Una delle cose da curare (e si può fare grazie alle ottiche disponibili, mentre con le macchine amatoriali è più difficile) è la sfocatura dello sfondo. Davvero necessaria per una buona resa delle scene.
Altra importantissima cosa da curare è l’inquadratura. In particolare nei Primi Piani e nei Primissimi Piani non va lascita “aria” sopra alla testa della persona ripresa. Certo lo si può sempre correggere in fase di montaggio (ritagliando il quadro, anche se a costo di un po’ di sgranatura per l’ingrandimento che ne consegue).
Quindi usare l’inquadratura centrale (con le ovvie e note riserve sui profili) e verificare che la testa tocchi il boro superiore del quadro.
Un altro consiglio che riguarda la regia, ovvero la realizzazione di un film, è di disporre di un operatore fidato, con cui essere in vera sintonia. Infatti il regista deve poter anche recitare (o comunque dirigere) senza l’assillo dell’inquadratura!
Un campo particolare, che deve essere ben tenuto presente dal regista, è quello della recitazione. E ci sono molte cose da considerare.
Innanzi tutto la gestualità e l’intonazione della voce. Mentre il teatro esige movimenti ampi e voci urlate (per farsi vedere e sentire in tutti gli ordini delle file) nel cinema questo è controproducente: meglio limitarsi a movimenti e voci del tutto simili a quelli di ogni giorno.
La mimica, e in particolare quella facciale, nel cinema non vuole smorfie (che disturberebbero sullo schermo). Il messaggio da trasmettere deve trasparire dall’animo (e, ovviamente dalla bravura) dell’attore. Egli raggiungerà questo scopo quanto più si sarà calato nel personaggio.

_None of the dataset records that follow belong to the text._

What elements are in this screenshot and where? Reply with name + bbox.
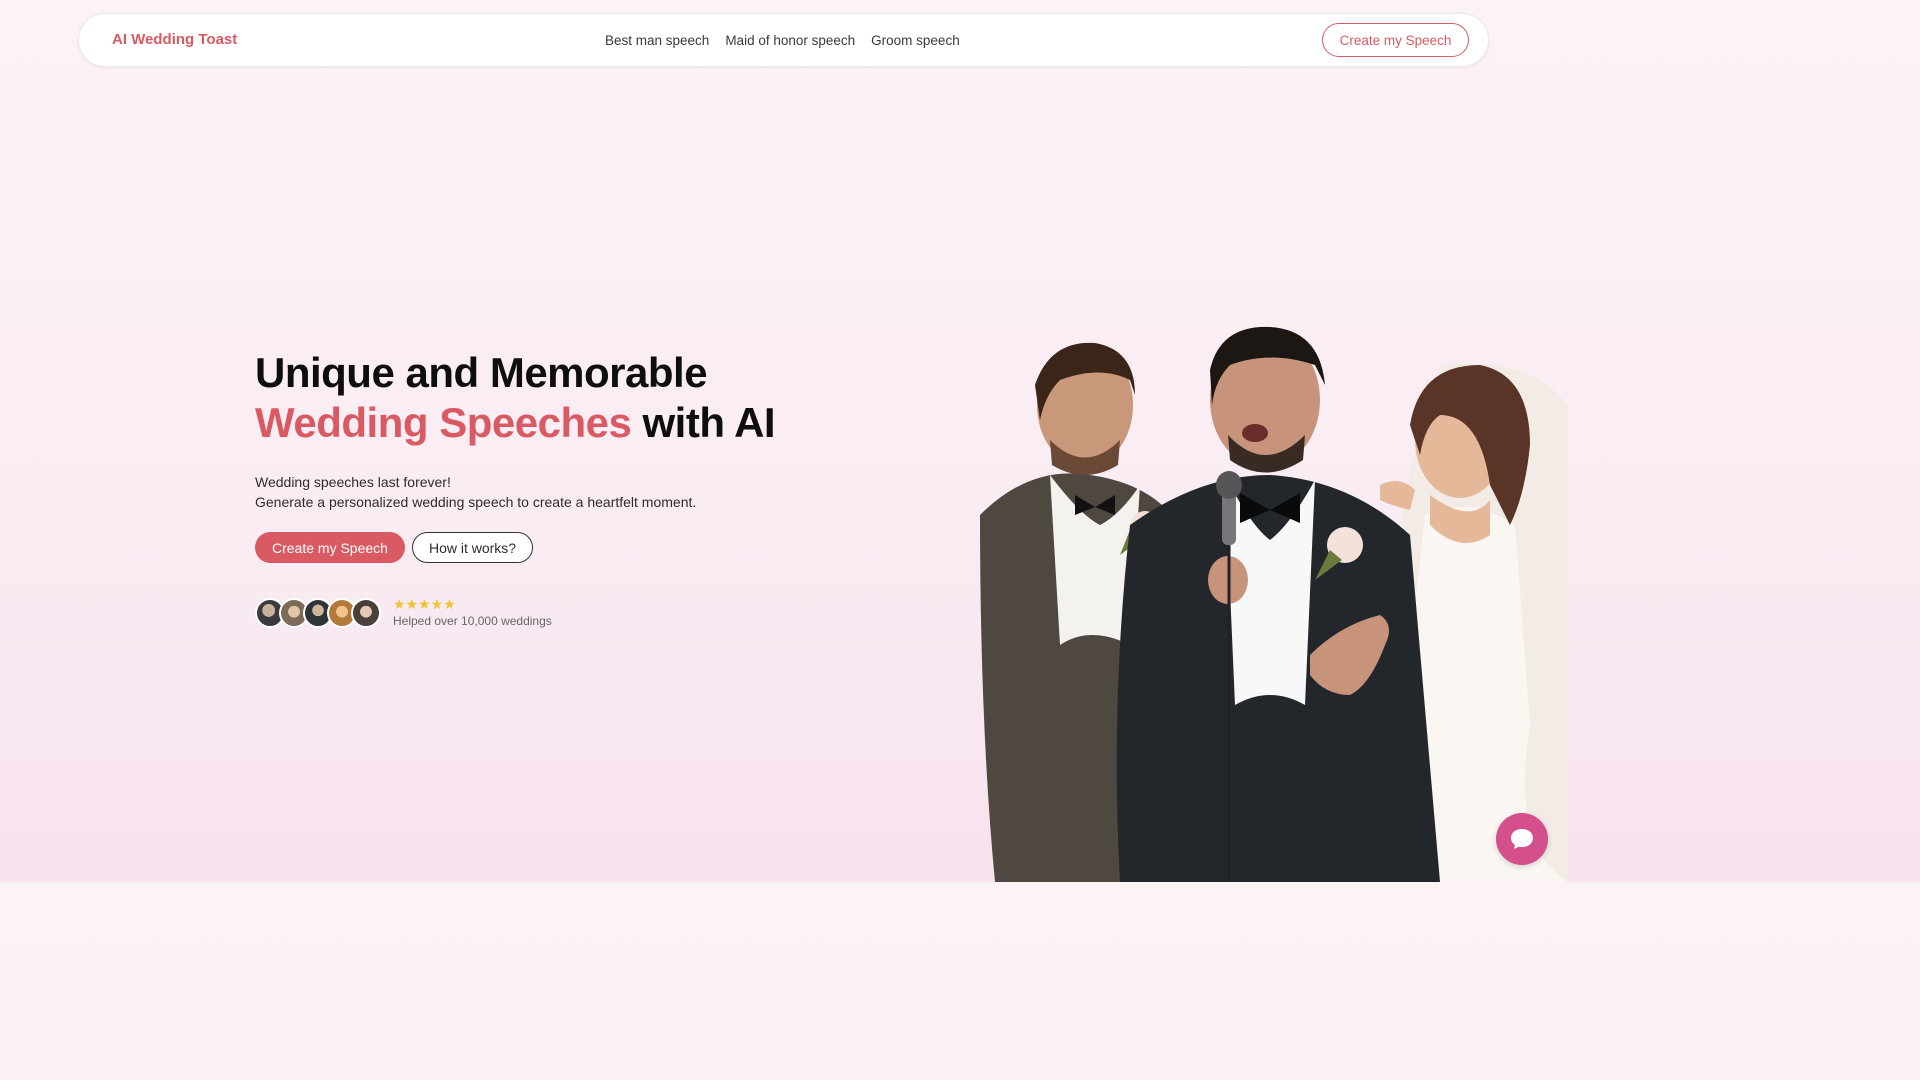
hero-section: Unique and Memorable Wedding Speeches wi… [255, 348, 855, 628]
create-speech-button[interactable]: Create my Speech [255, 532, 405, 563]
nav-link-groom[interactable]: Groom speech [871, 33, 960, 48]
nav-links: Best man speech Maid of honor speech Gro… [605, 33, 960, 48]
chat-widget-button[interactable] [1496, 813, 1548, 865]
subtitle-line2: Generate a personalized wedding speech t… [255, 494, 697, 510]
top-navbar: AI Wedding Toast Best man speech Maid of… [78, 13, 1489, 67]
wedding-party-illustration [980, 326, 1568, 882]
avatar-stack [255, 597, 381, 628]
helped-count-text: Helped over 10,000 weddings [393, 614, 552, 628]
hero-headline: Unique and Memorable Wedding Speeches wi… [255, 348, 855, 448]
social-proof: ★★★★★ Helped over 10,000 weddings [255, 597, 855, 628]
how-it-works-button[interactable]: How it works? [411, 532, 534, 563]
nav-create-speech-button[interactable]: Create my Speech [1322, 23, 1469, 57]
nav-link-best-man[interactable]: Best man speech [605, 33, 709, 48]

Anche da un viso che apparentemente non fa trasparire emozioni la magia del cinema fa sì che i sentimenti “escano all’esterno” e vengano trasmessi allo spettatore, coinvolgendolo. L’esempio portato è quello del pianto: sul set poche gocce di collirio fanno comparire le lacrime. Ma se l’attore non si sarà immedesimato nella parte resteranno due gocce di liquido, mentre in altri casi (grazie ad una maggior bravura) lo spettatore si commuove di riflesso.
Immedesimarsi però costa una grossa fatica, e non sempre ci si riesce.
Se si vuole interpretare un personaggio bisogna cercare di ragionare come lui, di carprine il modo di pensare. Altrimenti non si riuscirà a ricoprire il ruolo, ma si sarà solo dei commedianti che non riusciranno a trasportare lo spettatore.
Il bello del lavoro di regista (ma anche di attore e probabilmente di tutti gli altri addetti dello spettacolo) è proprio questo continuo miglioramento che si ottiene solo con l’applicazione continua, e che fa sì che ci sia un continuo riscoprirsi e scoprire novità.
Compito di un regista è quello di guidare gli attori nell’entrare nel ruolo, con consigli, ordini, disposizioni, mostrando e facendo provare e riprovare. Bisogna ben calibrare, per un risultato degno di applausi, le battute, i tempi e le intonazioni.